Returning toward the entrance then beyond we see the site of the well.  Originally water was piped into the castle, but this could be cut off during a siege, making a well a necessity.  We will continue along the Pavilon des Armes then take a left to the Tour des Salves.

Tour des Salves

In the ditch we can see a cross in remembrance of members of the Resistance who were executed prior to the German withdrawal.

Sainte Chapelle

The castle's chapel was based on the famous cathedral in Paris shown in the panorama below.  Construction began in 1379 as the castle's walls were nearing completion, but it was only completed in the 1550s.

Statues commemorate the execution of the Duc d'Enghien.

King and Queen's Buildings

These palaces were burned during German retreat.  The restored buildings now house military archives.

From the Keep


After the destruction of Coucy Castle in the First World War, the keep at Vincennes became the tallest in Europe with a height of around 50 meters.  The plinth projecting from the bottom of the walls helped prevent enemy mining and allowed objects dropped from the wall to shatter or bounce further from it.

Crossing a drawbridge, we enter the keep by passing through a two doorways.  The niches above, now empty, had statues of the king and queen with Saint Christopher in between.

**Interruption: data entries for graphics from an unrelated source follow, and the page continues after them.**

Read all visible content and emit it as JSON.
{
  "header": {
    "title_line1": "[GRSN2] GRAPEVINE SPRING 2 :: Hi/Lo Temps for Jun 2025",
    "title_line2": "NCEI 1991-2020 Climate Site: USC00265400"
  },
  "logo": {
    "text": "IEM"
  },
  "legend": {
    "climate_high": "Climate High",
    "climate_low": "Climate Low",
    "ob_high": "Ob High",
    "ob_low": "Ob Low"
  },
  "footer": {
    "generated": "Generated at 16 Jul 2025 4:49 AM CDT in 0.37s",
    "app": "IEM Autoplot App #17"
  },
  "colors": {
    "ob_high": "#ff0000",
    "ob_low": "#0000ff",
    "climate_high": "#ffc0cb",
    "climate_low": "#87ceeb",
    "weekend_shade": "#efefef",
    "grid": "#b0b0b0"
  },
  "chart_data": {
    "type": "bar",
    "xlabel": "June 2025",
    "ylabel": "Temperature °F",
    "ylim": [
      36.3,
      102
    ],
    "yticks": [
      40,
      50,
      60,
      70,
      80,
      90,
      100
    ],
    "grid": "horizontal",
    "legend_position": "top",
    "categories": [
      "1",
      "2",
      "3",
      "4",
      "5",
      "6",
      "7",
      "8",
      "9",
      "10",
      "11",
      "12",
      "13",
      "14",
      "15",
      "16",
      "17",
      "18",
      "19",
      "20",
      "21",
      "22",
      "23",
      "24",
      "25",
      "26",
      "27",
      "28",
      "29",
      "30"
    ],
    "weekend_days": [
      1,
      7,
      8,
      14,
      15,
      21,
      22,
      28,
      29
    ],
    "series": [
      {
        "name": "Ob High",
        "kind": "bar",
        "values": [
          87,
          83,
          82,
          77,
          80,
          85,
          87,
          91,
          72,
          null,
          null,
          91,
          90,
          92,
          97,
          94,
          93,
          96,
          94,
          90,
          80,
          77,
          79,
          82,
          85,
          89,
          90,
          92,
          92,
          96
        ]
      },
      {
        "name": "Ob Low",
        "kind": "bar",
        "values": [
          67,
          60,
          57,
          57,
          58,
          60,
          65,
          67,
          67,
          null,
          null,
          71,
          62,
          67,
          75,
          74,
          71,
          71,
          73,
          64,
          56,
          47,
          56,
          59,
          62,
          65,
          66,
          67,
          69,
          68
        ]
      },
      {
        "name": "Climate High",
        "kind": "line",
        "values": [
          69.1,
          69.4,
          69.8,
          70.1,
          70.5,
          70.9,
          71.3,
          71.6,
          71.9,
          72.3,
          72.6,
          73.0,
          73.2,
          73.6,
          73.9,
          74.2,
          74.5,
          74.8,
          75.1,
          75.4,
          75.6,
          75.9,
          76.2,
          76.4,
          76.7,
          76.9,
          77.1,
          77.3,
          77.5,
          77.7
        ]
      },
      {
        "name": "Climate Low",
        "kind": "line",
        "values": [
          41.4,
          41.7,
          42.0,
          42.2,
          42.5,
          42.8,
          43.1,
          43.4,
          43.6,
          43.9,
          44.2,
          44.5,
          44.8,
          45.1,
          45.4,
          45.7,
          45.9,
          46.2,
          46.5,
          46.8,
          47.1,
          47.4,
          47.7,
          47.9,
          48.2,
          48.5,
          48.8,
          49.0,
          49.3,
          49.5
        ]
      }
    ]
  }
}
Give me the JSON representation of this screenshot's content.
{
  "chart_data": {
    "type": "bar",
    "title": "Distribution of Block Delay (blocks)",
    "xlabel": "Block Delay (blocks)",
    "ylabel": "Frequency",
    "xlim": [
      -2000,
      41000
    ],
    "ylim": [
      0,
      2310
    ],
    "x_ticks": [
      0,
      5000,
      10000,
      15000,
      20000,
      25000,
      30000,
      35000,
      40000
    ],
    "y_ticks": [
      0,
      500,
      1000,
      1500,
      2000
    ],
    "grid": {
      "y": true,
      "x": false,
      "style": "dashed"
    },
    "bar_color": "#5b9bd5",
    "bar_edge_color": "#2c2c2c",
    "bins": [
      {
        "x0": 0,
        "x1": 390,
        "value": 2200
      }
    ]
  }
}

The vertical panorama at left is the keep tower viewed from the southeast corner.  The cutaway view at right is from the northeast corner.   To help hold together a building so large, iron bars to the extent of a kilomter and a half in length were included in the stone in keep construction.

1) wooden bridge
2) spiral staircase
3) council room
4) private apartments

In medieval times, there was no ground level entrance to the keep.  A visitor climbed steps then crossed the bridge to the keep.

Ground Level

Originally used for storage, the ground level was modified for use as a prison.  

First Floor

This floor was used as a council chamber.


Decoration remaining in this chamber implies a religious use.


Second Floor

Decoration remains from the king's bedchamber.